Il poursuit en ces termes :« C’est après qu’ils (les éléments de la DDS, Ndlr) m’ont embarqué parce que selon eux j’appartenais à l’Union nationale démocratique. On m’a alors enfermé dans une petite cellule avec une vingtaine de personnes couchées à même le sol pendant deux semaines », se rappelle-t-il.

C’est le début d’une « longue et pénible » histoire pour celui qui, après avoir réussi le bac, avait bénéficié d’une bourse d’étude de l’Union nationale démocratique (UND) pour l’Allemagne. Un mouvement de l’opposition à l’époque.

Quelques semaines plus tard il sera transféré dans une autre cellule. C’est là-bas que Clément est confié à plusieurs corvées par ses surveillants notamment la cuisine la blanchisserie le nettoyage de la cour mais aussi dans le métier de fossoyeur.

« J’ai tellement enterrer de morts. Je m’occupais presque tous les jours des corps, je pouvais même donner un coup de pieds à un corps. Aujourd’hui je n’ai plus de sensibilité devant la mort », témoigne-t-il le cœur meurtri.

Après quatre années de détention, Clément Abaïfouta est libéré en 1989. Pourtant, sa vie reste profondément déterminée par sa détention selon ses dires.

« Je suis là devant vous. Je parle mais je suis malade moralement. Je suis là, je fais des efforts de continuer la vie le temps qui me reste à vivre ».

Deux ans après sa libération, Clément Abaïfouta est sollicité par la Commission d’enquête nationale sur les crimes d’Hissen Habré mise en place par le nouveau régime d’Idriss Deby. Les indications qu’il donne permettent d’identifier les charniers dans la « plaine des morts ».

C’est dans cette logique qu’il sera promu Président de l’Association des victimes des crimes du régime de Hissen Habré (AVCRHH) dans les années 2000. Il est accompagné tout au long de ce combat de maître Jacqueline Moudeïna, avocate des victimes en relation avec Reed Brody de Human Rights Watch (HRW). Une mission que Clément allie aujourd’hui avec un travail de Conseiller et Secrétaire de rédaction à Electron Tv. Un Web Tv privé consacré aux citoyens tchadiens.

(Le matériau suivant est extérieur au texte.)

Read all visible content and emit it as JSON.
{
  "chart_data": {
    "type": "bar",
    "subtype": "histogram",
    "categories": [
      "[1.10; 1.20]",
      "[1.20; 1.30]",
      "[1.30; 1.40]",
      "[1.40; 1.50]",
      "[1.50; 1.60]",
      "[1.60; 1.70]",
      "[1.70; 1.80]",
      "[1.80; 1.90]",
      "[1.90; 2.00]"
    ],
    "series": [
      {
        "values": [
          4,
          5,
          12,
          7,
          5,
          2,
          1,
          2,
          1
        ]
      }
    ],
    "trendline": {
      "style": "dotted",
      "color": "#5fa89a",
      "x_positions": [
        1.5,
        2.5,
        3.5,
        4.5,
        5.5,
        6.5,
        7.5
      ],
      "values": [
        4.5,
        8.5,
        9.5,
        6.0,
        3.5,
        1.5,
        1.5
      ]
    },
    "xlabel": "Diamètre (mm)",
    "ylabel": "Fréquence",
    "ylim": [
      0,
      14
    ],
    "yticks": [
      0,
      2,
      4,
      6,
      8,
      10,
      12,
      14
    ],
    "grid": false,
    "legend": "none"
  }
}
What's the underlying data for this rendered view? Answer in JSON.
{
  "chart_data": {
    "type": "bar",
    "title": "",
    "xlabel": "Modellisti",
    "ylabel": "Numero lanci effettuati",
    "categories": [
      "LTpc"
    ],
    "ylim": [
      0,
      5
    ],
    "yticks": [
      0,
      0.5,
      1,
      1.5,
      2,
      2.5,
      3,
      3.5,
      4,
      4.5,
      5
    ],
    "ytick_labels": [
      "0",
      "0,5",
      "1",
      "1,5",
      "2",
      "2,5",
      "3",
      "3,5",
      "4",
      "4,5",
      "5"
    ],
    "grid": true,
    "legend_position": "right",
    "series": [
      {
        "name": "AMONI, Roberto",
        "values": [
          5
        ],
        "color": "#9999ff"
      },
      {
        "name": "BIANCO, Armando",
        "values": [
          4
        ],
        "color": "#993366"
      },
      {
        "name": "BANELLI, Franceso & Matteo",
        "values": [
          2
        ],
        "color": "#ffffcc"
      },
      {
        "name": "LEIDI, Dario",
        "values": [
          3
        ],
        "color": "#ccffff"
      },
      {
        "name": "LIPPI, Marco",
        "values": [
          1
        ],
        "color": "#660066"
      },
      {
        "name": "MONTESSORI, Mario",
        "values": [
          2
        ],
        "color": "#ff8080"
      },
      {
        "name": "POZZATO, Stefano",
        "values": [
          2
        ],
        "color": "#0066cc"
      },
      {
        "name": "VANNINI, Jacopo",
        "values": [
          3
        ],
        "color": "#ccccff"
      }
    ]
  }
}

Après avoir remporté le combat : celui de la condamnation de son « bourreau » Hisséne Habré, Clément n’a qu’une seule idée en tête : mettre fin à ces genres de « répressions » dans le continent.

« En Afrique, nous devrions nous mobiliser pour bâtir une armée de gens qui savent dire non », a exhorté le président de l’AVCRHH. Ce dernier de poursuivre : « de nos jours Il y a partout des Hissen Habré. Il faut que nous arrivions en tant qu’africains à les dénicher et les emmener en justice pour qu’ils répondent de leurs actes », conclut-il.